Free Will in Social Psychology

Self-organization has certainly been a major theme in the natural history of the world. One can view the Big Bang itself, or the events immediately following it, as self-organization on a colossal scale. Out of random chaos emerged a universe following the laws of physics. (A lucky break for us!) Among those laws is entropy, however: physical systems slip ever backward toward randomness.

Life brought a new direction, however, or at least a big step forward in self-organization. As the Nobel laureate physicist Erwin Schrödinger (1944) wrote, life is itself based on “negative entropy.” That is, the very essence of the inner processes of living things is that they pull away from randomness and disorder, toward self-organization. Evolution, too, has been one long progress of progressive organization, with more complex organisms emerging from simpler ones.

Agency probably began with the transition from plants to animals, and it represents another step forward in self-organization. Plants do not have to make decisions and so they do not need brains. But animals do.

What many people call free will can be understood as a further step in this process of self-organization and negative entropy. Free will could be regarded as “Agency 2.0.” It developed from the action control systems that many animals have, but it has added some new capabilities, such as the ability to adjust behavior on the basis of logical reasoning and rational analysis, complex mental simulations of possible future events, physically invisible influences such as (human) laws and norms, and other symbolic relationships. Put more simply, the human action control system had the capabilities to function in culture.

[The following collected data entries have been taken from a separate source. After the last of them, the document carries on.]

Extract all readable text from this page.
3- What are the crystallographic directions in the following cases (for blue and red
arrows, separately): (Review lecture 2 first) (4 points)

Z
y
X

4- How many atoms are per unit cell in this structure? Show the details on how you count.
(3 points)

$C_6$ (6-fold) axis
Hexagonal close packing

Functioning in culture requires multiple advances that can fairly and reasonably be called increases in freedom. A cultural being must be able to override certain natural forms of response, which would otherwise have the person acting like an animal rather than a civilized being. After all, what is it that enables us to operate in civilized society? One must be able to control one’s impulses and urges according to the rules of society. One must be able to coordinate one’s actions with other people’s, often in a flexible manner based on the exchange of symbolic information. One must be able to maintain one’s self-interest and satisfy most of one’s needs and wants while contributing enough to the group to keep the system going. One must be able to overcome here-and-now impulses and their prepotent behavioral tendencies in order to decide one’s behavior flexibly on the pursuit of rewards in the distant future.

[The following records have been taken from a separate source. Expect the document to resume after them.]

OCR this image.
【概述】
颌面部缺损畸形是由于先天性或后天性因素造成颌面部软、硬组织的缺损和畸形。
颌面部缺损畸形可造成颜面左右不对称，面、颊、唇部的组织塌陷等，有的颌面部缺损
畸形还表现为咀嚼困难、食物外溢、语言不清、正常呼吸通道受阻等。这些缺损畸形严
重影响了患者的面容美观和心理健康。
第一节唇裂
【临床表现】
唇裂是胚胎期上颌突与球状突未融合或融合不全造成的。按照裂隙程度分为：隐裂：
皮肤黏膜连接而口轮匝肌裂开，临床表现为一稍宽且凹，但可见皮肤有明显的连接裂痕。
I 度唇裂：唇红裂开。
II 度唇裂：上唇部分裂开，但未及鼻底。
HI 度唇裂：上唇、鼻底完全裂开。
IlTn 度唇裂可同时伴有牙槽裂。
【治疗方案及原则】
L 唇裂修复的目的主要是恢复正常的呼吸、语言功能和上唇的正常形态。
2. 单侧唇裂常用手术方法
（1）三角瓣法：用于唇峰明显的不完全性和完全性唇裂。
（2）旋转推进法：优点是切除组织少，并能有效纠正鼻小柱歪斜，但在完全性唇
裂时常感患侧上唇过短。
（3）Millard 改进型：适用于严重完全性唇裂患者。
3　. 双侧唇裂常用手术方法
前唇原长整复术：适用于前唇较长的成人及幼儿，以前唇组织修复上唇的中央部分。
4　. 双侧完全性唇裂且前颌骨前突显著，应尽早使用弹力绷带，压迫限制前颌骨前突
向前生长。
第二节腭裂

These behavioral adjustments to culture are much of the bread and butter of social psychology. Our field studies how people learn and follow norms, how they delay gratification, how they develop attitudes and values and why they only sometimes act consistently with them. It studies how people perform roles and maintain membership in groups while pursuing self-interest. It studies how they form into groups and collectively decide, undertake, and perform.

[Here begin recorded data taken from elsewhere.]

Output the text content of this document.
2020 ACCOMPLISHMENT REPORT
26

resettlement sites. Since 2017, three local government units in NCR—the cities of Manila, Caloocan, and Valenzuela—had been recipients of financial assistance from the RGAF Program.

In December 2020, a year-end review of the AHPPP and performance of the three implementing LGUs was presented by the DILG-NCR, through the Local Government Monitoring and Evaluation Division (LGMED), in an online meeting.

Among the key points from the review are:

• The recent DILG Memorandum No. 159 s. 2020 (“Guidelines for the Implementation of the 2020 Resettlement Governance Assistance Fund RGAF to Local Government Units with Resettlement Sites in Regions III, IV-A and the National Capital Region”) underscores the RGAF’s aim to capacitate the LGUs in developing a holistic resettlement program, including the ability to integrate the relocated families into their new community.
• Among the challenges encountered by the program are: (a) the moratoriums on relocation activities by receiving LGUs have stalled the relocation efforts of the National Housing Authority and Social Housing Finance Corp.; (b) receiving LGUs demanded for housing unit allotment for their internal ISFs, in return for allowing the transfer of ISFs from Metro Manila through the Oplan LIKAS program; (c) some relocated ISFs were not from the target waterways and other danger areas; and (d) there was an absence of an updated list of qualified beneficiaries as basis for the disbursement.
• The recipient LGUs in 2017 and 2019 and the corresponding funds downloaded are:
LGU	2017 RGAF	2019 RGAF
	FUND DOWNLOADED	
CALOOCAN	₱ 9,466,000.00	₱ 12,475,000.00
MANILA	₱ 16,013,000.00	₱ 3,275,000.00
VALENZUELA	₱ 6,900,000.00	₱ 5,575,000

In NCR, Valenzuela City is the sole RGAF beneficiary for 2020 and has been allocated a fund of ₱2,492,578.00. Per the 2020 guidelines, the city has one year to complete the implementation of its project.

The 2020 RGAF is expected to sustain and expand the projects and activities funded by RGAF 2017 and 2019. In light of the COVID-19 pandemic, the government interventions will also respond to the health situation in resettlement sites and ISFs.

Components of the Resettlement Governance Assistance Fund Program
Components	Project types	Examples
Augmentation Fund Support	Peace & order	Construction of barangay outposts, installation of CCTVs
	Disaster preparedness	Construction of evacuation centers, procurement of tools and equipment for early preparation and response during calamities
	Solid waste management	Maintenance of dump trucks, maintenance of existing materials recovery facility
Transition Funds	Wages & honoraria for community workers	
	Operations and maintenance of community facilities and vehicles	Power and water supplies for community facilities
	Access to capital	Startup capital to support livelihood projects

Social psychology has much to contribute to the scientific study of free will. The argument about whether people have free will or not is probably not something we should become heavily invested in. There are versions of the concept of free will that are quite compatible with prevailing scientific opinions about the physical universe and causal processes. Social psychologists would do best to focus on what they do best, namely illuminating the inner psychological processes that enable people to live, work, and thrive in the complex social environments that humans create and that are among the major biological strategies of our species. The belief in free will is conducive to prosocial behavior and cultural functioning. Self-control, rational choice, and initiative are important classes of behavior that social psychologists have shed much light upon, including their links to common underlying processes.


Baumeister, R.F., Bratslavsky, E., Muraven, M., & Tice, D.M. (1998). Ego depletion: Is the active self a limited resource? Journal of Personality and Social Psychology, 74, 1252-1265.


Baumeister, R.F., Masicampo, E.J., & DeWall, C.N. (2009). Prosocial benefits of feeling free: Disbelief in free will increases aggression and reduces helpfulness. Personality and Social Psychology Bulletin, 35, 260-268.